The NFT bubble is not bursting, but a leak may have occurred.
A year after a single non-fungible token sold for $69.3 million in crypto at Christie’s auction house, with the buyer paying to be listed on blockchain as the owner of a digital file that anyone can see online for free, this weird and wild market shows signs of slowing down.
Sales on OpenSea, the largest NFT marketplace, reached nearly $5 billion in January, a huge jump from $8 million a year earlier, but fell to about $2.5 billion last month.
About 635,000 people bought an NFT last month, for an average of $427, according to market follower CryptoSlam, up from about 948,000 for $659 in January.
Companies nevertheless continue to pile up in the fashionable “metaverse”, where digital assets such as virtual land and avatar clothing can be purchased for cryptocurrency as NFTs. JPMorgan and HSBC are among the companies that have opened virtual locations in NFT-based worlds this year, while YouTube and Instagram also have NFT plans.
“Obviously, the enthusiasm and interest that we had at some periods last year is gone,” said Pablo Rodriguez-Fraile, a Miami digital art collector. “I think we achieved something that was not sustainable.”
He added that sales had picked up again in recent weeks, however.
Modesta Masoit, director of finance and analysis at NFT research firm DappRadar, said the market did not decline overall, but rather consolidated after its rapid growth, adding that investor caution following Russia’s invasion of Ukraine in late February could push the sale. can print.
“Everyone was expecting a period of consolidation to come,” she added. “It’s not going away, it’s just consolidating.”
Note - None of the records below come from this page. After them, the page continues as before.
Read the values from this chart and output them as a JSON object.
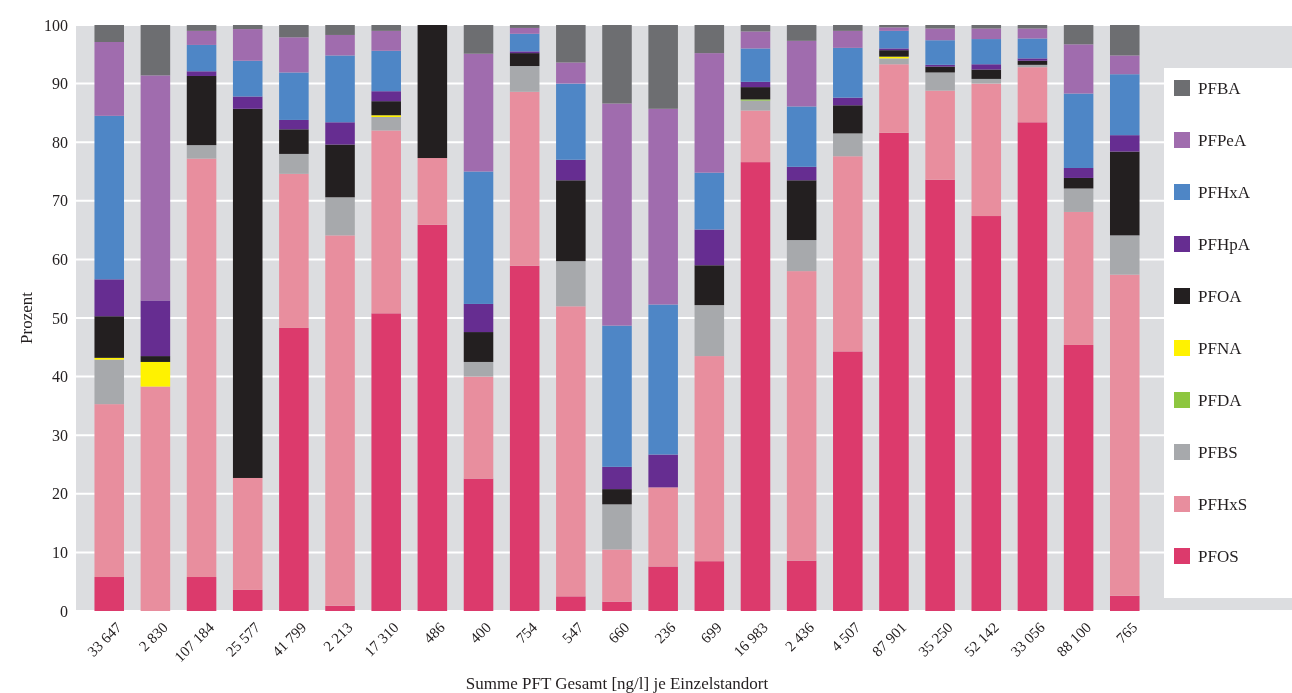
{
  "chart_data": {
    "type": "bar",
    "stacked": true,
    "xlabel": "Summe PFT Gesamt [ng/l] je Einzelstandort",
    "ylabel": "Prozent",
    "categories": [
      "33 647",
      "2 830",
      "107 184",
      "25 577",
      "41 799",
      "2 213",
      "17 310",
      "486",
      "400",
      "754",
      "547",
      "660",
      "236",
      "699",
      "16 983",
      "2 436",
      "4 507",
      "87 901",
      "35 250",
      "52 142",
      "33 056",
      "88 100",
      "765"
    ],
    "ylim": [
      0,
      100
    ],
    "yticks": [
      0,
      10,
      20,
      30,
      40,
      50,
      60,
      70,
      80,
      90,
      100
    ],
    "grid": "y",
    "legend": "right",
    "series": [
      {
        "name": "PFOS",
        "color": "#dc3a6c",
        "values": [
          5.8,
          0,
          5.8,
          3.6,
          48.3,
          0.9,
          50.8,
          65.9,
          22.6,
          58.9,
          2.5,
          1.6,
          7.6,
          8.5,
          76.6,
          8.6,
          44.3,
          81.6,
          73.6,
          67.4,
          83.4,
          45.4,
          2.6
        ]
      },
      {
        "name": "PFHxS",
        "color": "#e88e9e",
        "values": [
          29.5,
          38.3,
          71.4,
          19.1,
          26.3,
          63.2,
          31.2,
          11.4,
          17.4,
          29.7,
          49.5,
          8.9,
          13.5,
          35,
          8.8,
          49.4,
          33.3,
          11.7,
          15.2,
          22.6,
          9.4,
          22.7,
          54.8
        ]
      },
      {
        "name": "PFBS",
        "color": "#a7a9ac",
        "values": [
          7.6,
          0,
          2.3,
          0,
          3.4,
          6.5,
          2.3,
          0,
          2.5,
          4.4,
          7.7,
          7.7,
          0,
          8.7,
          1.7,
          5.3,
          3.9,
          1,
          3.1,
          0.8,
          0.4,
          4,
          6.7
        ]
      },
      {
        "name": "PFDA",
        "color": "#8dc63f",
        "values": [
          0,
          0,
          0,
          0,
          0,
          0,
          0,
          0,
          0,
          0,
          0,
          0,
          0,
          0,
          0.2,
          0,
          0,
          0,
          0,
          0,
          0,
          0,
          0
        ]
      },
      {
        "name": "PFNA",
        "color": "#fff200",
        "values": [
          0.3,
          4.2,
          0,
          0,
          0,
          0,
          0.3,
          0,
          0,
          0,
          0,
          0,
          0,
          0,
          0,
          0,
          0,
          0.3,
          0,
          0,
          0,
          0,
          0
        ]
      },
      {
        "name": "PFOA",
        "color": "#231f20",
        "values": [
          7.1,
          1,
          11.8,
          63,
          4.2,
          9,
          2.4,
          22.7,
          5.1,
          2.2,
          13.8,
          2.6,
          0,
          6.8,
          2.1,
          10.2,
          4.8,
          1.1,
          1,
          1.6,
          0.7,
          1.8,
          14.3
        ]
      },
      {
        "name": "PFHpA",
        "color": "#662d91",
        "values": [
          6.3,
          9.5,
          0.8,
          2.1,
          1.6,
          3.8,
          1.7,
          0,
          4.8,
          0.3,
          3.5,
          3.8,
          5.6,
          6.1,
          0.9,
          2.3,
          1.3,
          0.3,
          0.3,
          0.9,
          0.4,
          1.7,
          2.8
        ]
      },
      {
        "name": "PFHxA",
        "color": "#4e86c6",
        "values": [
          27.9,
          0,
          4.5,
          6.1,
          8.1,
          11.4,
          6.9,
          0,
          22.6,
          3,
          13,
          24.1,
          25.6,
          9.7,
          5.7,
          10.3,
          8.5,
          3,
          4.2,
          4.3,
          3.4,
          12.7,
          10.4
        ]
      },
      {
        "name": "PFPeA",
        "color": "#a06cae",
        "values": [
          12.6,
          38.4,
          2.4,
          5.4,
          6,
          3.5,
          3.4,
          0,
          20.1,
          1,
          3.6,
          37.9,
          33.4,
          20.4,
          2.9,
          11.2,
          2.9,
          0.6,
          2,
          1.8,
          1.7,
          8.4,
          3.2
        ]
      },
      {
        "name": "PFBA",
        "color": "#6d6e71",
        "values": [
          2.9,
          8.6,
          1,
          0.7,
          2.1,
          1.7,
          1,
          0,
          4.9,
          0.5,
          6.4,
          13.4,
          14.3,
          4.8,
          1.1,
          2.7,
          1,
          0.4,
          0.6,
          0.6,
          0.6,
          3.3,
          5.2
        ]
      }
    ]
  }
}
Total NFT sales so far have been about $11.8 billion in 2022, according to DappRadar, excluding $19.3 billion in sales from a platform suspected of being dominated by erratic trades, where a small number of accounts post articles. and trade it again for high prices.
Taurus to wear to monkey
NFTs can be exotic and dangerous beasts.
Prices can fall dramatically after an initial rise, in a highly volatile market where the value of an asset depends on its social status.
Nima Sagharchi, head of digital assets at auction house Bonhams, said that unlike the traditional art world, the NFT market can swing between bull and bear cycles in just a week.
An NFT representing a piece of computer-generated abstract images from a collection called Art Blocks would sell for about $15,000 on average at a peak in September 2021, but brought in just under $4,200 last month, according to CryptoSlam.
Meanwhile, Bored Ape Yacht Club NFTs — a set of 10,000 variations of a cartoon primate — still average about $300,000.
Buying a Bored Ape – as celebrities like Madonna and Paris Hilton have done – can be considered a cross between a members’ club and an investment plan. Buyers often advertise their membership by setting their NFT as their social media profile picture.
A cryptocurrency called ApeCoin was launched last month, initially given to holders of Bored Ape NFTs and to the founders of the project. Its market cap is already $3.4 billion, according to Coinbase data.
Raoul Pal, a former director of Goldman Sachs, wrote in a blog post that expectations for this token encouraged him to spend about $400,000 worth of cryptocurrency ether on a Bored Ape NFT.
“Social tokens are the BIG thing,” he wrote.